La revue le Vis-à-vie, vol. 9 nº 3, 1999
Le thème de ce numéro est « Suicide et maladie mentale ».
Un modèle écologique
Jean Caron, Ph.D.
Professeur au département des sciences du comportement, Université du Québec en Abitibi-Témiscamingue
Professeur invité au Centre de recherche de l'Hôpital Douglas, Département de psychiatrie Université McGill
Membre du Centre de recherche et d'intervention sur le suicide et l'euthanasie, Université du Québec à Montréal
La théorie d'accession et de préservation des ressources développée par Caron (1996) s'appuyant sur les travaux de Selye (1974) et de Dohrenwend et Dohrenwend (1978), a comme postulat de base que l'être humain, comme tout être vivant, a besoin d'accéder et de préserver des ressources matérielles et sociales, lesquelles lui permettront de maintenir son intégrité biologique et de favoriser son développement. L'accessibilité aux ressources et leur préservation est fonction de la capacité d'exercer des rôles dans quatre écosystèmes : la famille, l'école ou le travail, les activités de loisirs, lesquels sont englobés dans l'écosystème communautaire. Enfin la qualité de ces écosystèmes est affectée par des conditions économiques, culturelles, politiques et physiques.

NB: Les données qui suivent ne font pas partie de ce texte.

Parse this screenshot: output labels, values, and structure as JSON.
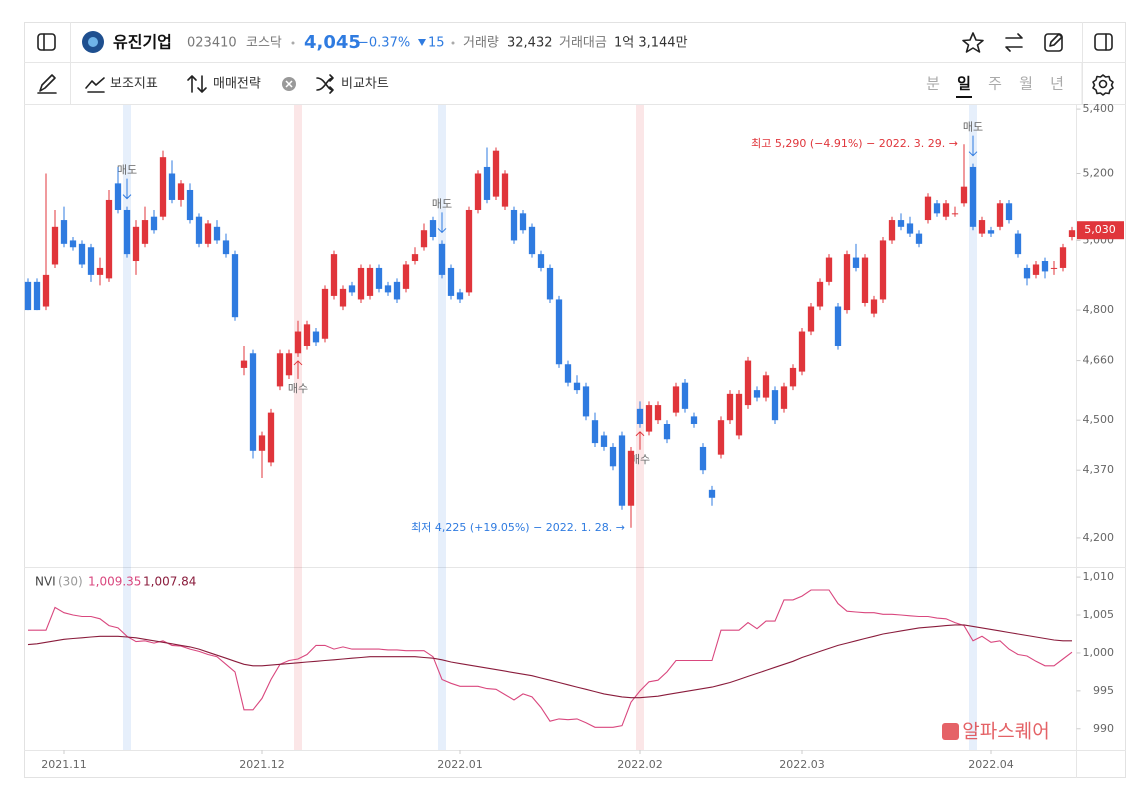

Selon ce modèle, des perturbations apparaissent chez l'être humain suite à l'accroissement du stress psychologique. Les symptômes qui peuvent être transitoires ou s'incruster de façon pathologique proviendraient de l'incapacité d'accéder aux ressources matérielles et socio-affectives des écosystèmes ou de les préserver. Plusieurs facteurs peuvent alors être en cause, seuls ou en interactions, soient : 1- la pauvreté en ressources des écosystèmes, 2- des perturbations dans les écosystèmes qui entraînent des pertes en ressources ou encore qui en empêchent l'accès de façon temporaire, 3- l'incapacité à produire les compétences instrumentales ou cognitives nécessaires à l'accomplissement des rôles attendus dans les écosystèmes, 4- des prédispositions biologiques rendant l'individu plus sensible à l'effet du stress généré dans ses efforts d'exploitation des ressources.
Dans le cas du suicide, la symptomatologie apparaissant serait de nature dépressive ou apparentée à celle-ci et principalement caractérisée par des sentiments d'impuissance et de perte d'espoir de retrouver des ressources perdues ou d'accéder à de nouvelles ressources, perçues essentielles à la survie.
Références
Caron, J. (1996). Una teoria ecologica de la intervencion comunitaria: acceso y conservacion de los recursos. Intervencion psicosocial, 14, 53--68.
Dohrenwend, B. P., Dohwenrend, B. S. (1978). Some issues on research on stresssful life events. Journal of Nervous and Mental Disease, 166, 7-15.
Selye, H. (1974). Stress sans détresse. Montréal : Édition La Presse.